In parte la risposta sta in quanto detto in riscontro alla prima domanda; si può aggiungere che manca in Italia il riconoscimento valoriale dell’istruzione e della formazione. La conferma è nel costante dimensionamento di risorse che a livello centrale e territoriale viene riservato a questi settori. E non solo in termini finanziari, ma di personale, di strutture, di prestigio. Il responsabile istituzionale dell’Istruzione, della Formazione, dell’Educazione  ‘vale meno’, sia a livello centrale che territoriale, dei suoi colleghi. Manca il valore della conoscenza, dell’apprendimento. Perché?  Si potrebbe ipotizzare che coloro che detengono il potere, e non mi riferisco in particolare a coloro che temporalmente sono al governo del Paese ma ai poteri in generale, potrebbero avere interesse a mantenere diffusa l’’ignoranza’, ma resta da capire perché non ci sia una presa di posizione, una rivendicazione, da coloro che la subiscono. Se non da voci, gruppi isolati o, in determinati periodi storici, circoscritti.  Sarebbe importante aprire una disamina approfondita in merito, anche da un punto di vista temporale, perché il disconoscimento del sapere si è manifestato apertamente  con la diffusione di mezzi di mala-informazione e di mala-educazione. Qui mi limito a rilevare la grossa responsabilità che hanno in proposito i cosiddetti organi intermedi che hanno perso questo ruolo, una volta entrati nella palude della propria conservazione, abbandonando la funzione di rappresentanza di interessi contrapposti.

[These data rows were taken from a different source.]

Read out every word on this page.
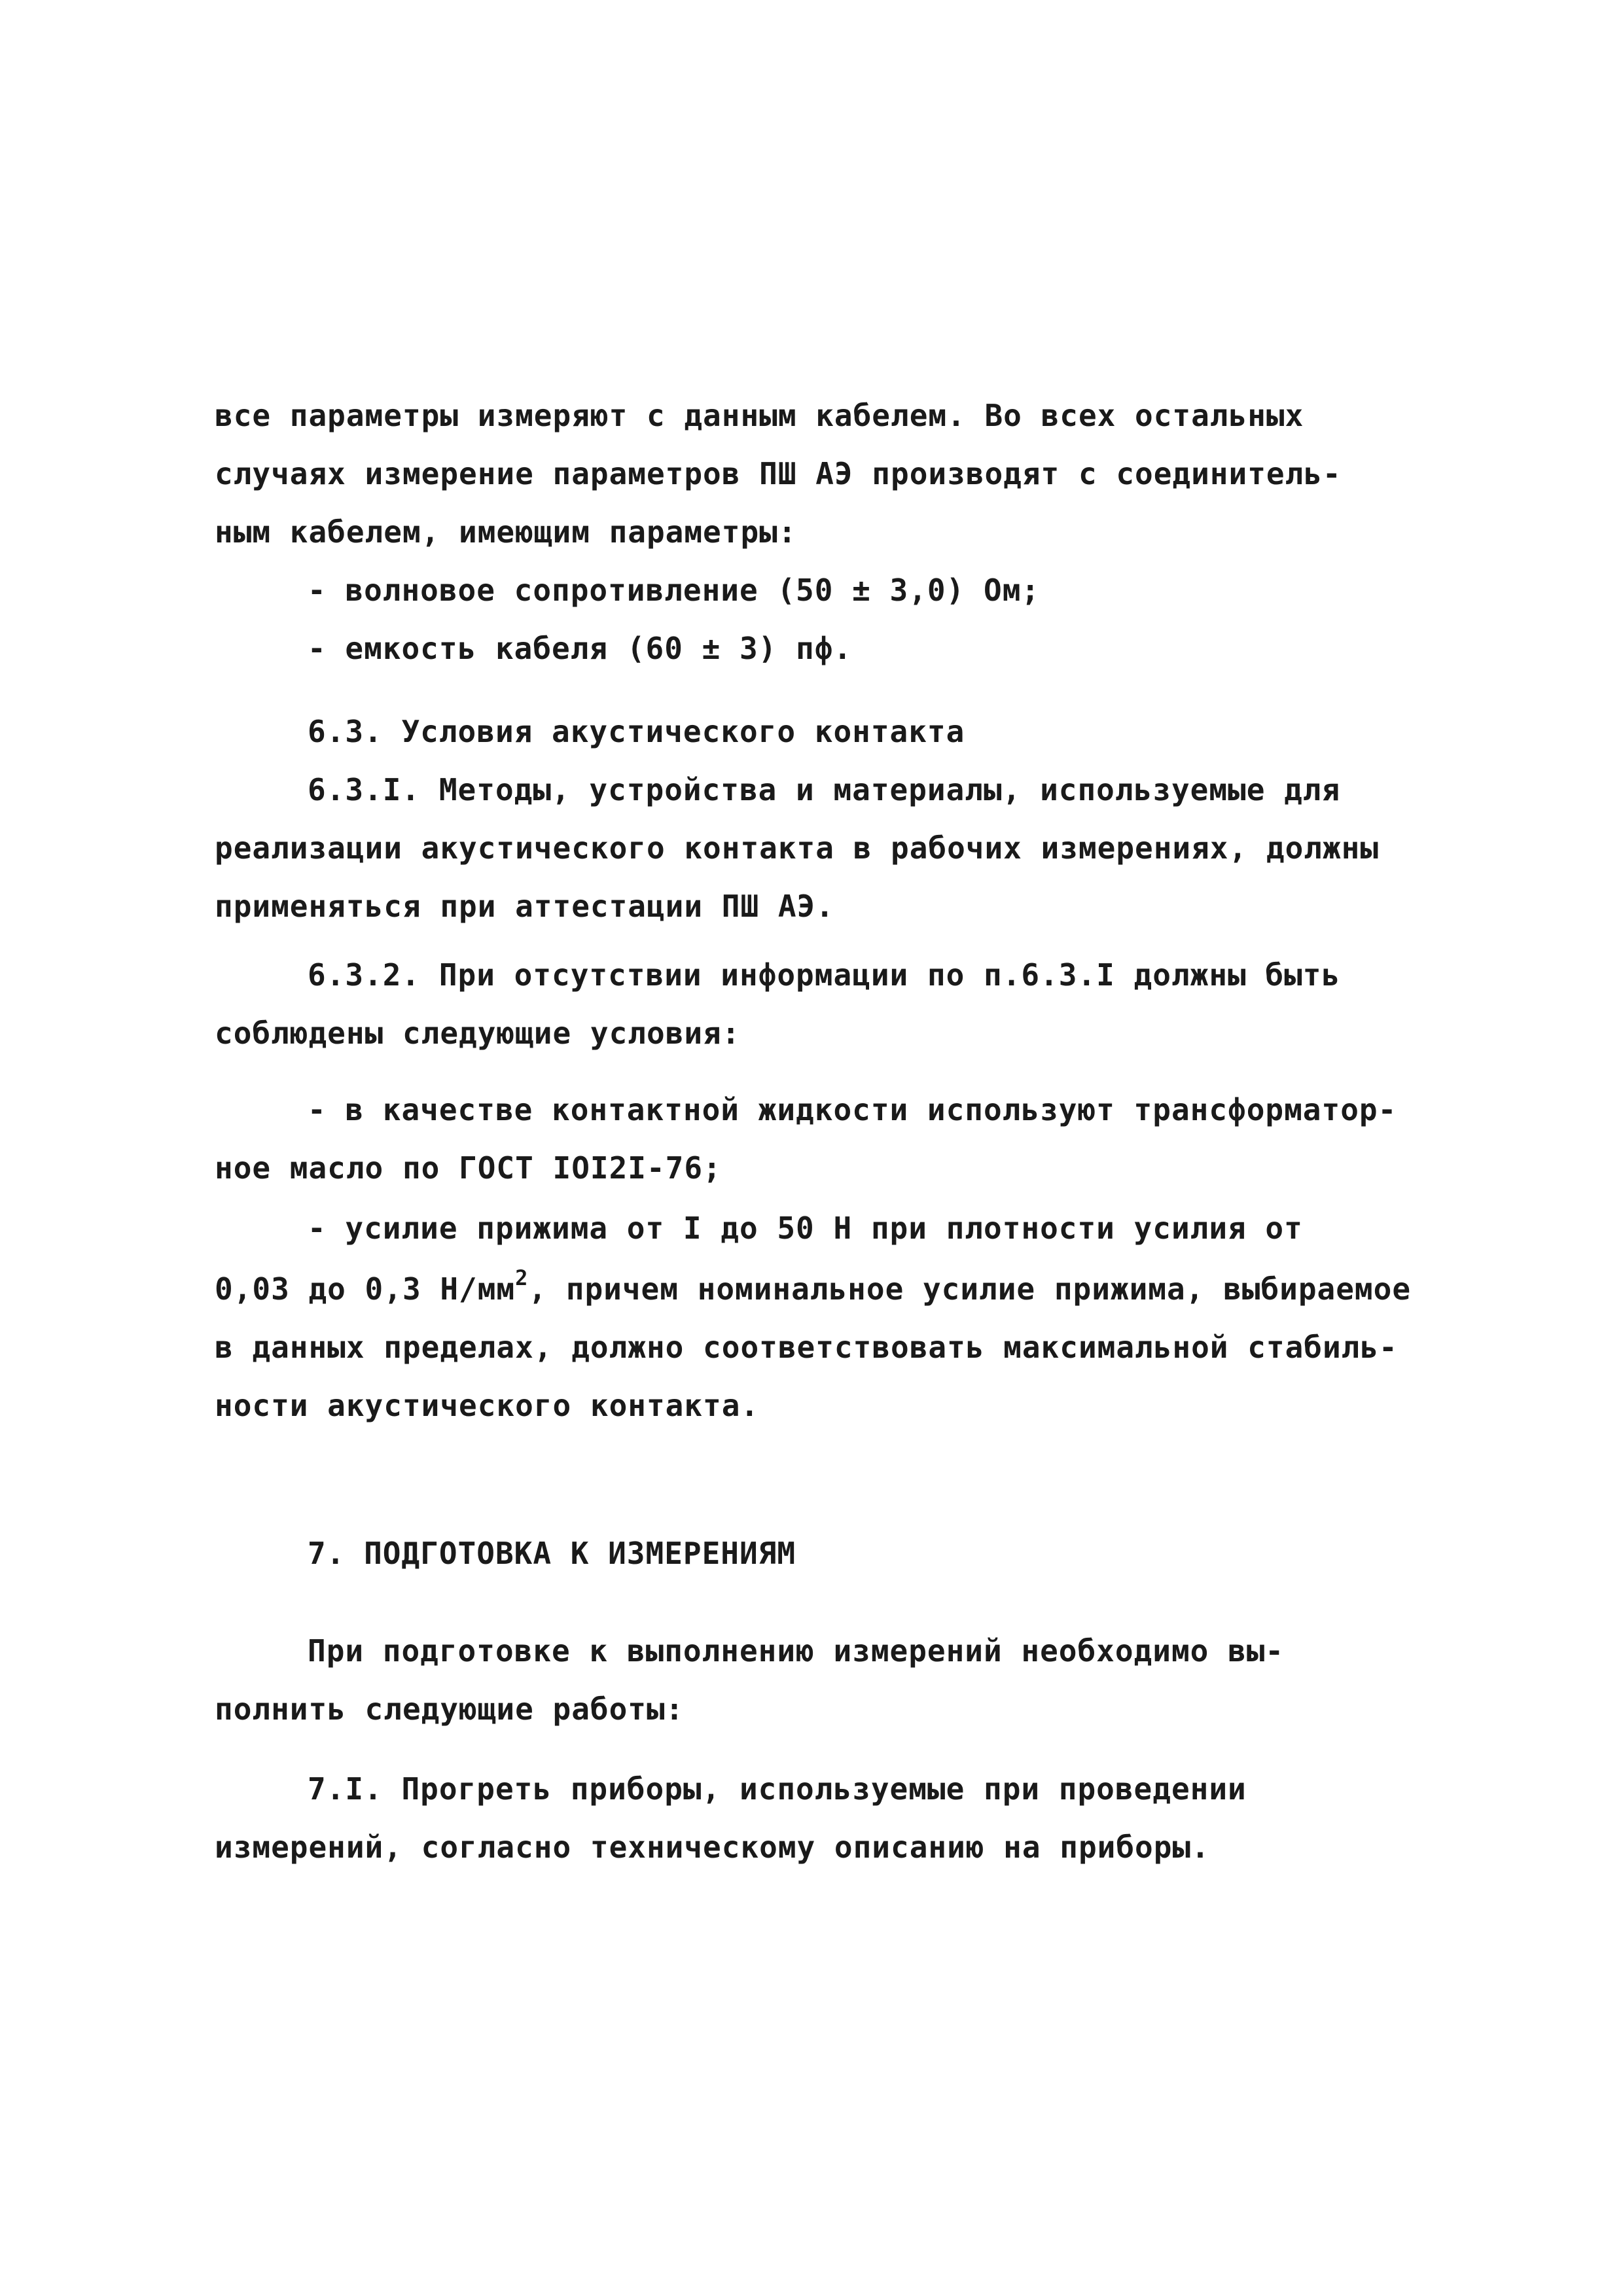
все параметры измеряют с данным кабелем. Во всех остальных
случаях измерение параметров ПШ АЭ производят с соединитель-
ным кабелем, имеющим параметры:
- волновое сопротивление (50 ± 3,0) Ом;
- емкость кабеля (60 ± 3) пф.
6.3. Условия акустического контакта
6.3.I. Методы, устройства и материалы, используемые для
реализации акустического контакта в рабочих измерениях, должны
применяться при аттестации ПШ АЭ.
6.3.2. При отсутствии информации по п.6.3.I должны быть
соблюдены следующие условия:
- в качестве контактной жидкости используют трансформатор-
ное масло по ГОСТ IOI2I-76;
- усилие прижима от I до 50 Н при плотности усилия от
0,03 до 0,3 $Н/мм^2$, причем номинальное усилие прижима, выбираемое
в данных пределах, должно соответствовать максимальной стабиль-
ности акустического контакта.
7. ПОДГОТОВКА К ИЗМЕРЕНИЯМ
При подготовке к выполнению измерений необходимо вы-
полнить следующие работы:
7.I. Прогреть приборы, используемые при проведении
измерений, согласно техническому описанию на приборы.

Se poi dai problemi sostanziali si passa a quelli contingenti, è evidente che la caduta di rilievo del sapere e della  voglia di raggiungerlo derivi anche dalla discordanza tra cosa si insegna e cosa serve ciò che si insegna, sia a livello di studi canonici sia a livello di educazione/formazione degli adulti; mentre lo sconvolgimento tecnologico in cui siamo immersi dovrebbe far aprire una discussione su come ripensare i servizi educativi dall’infanzia all’età adulta.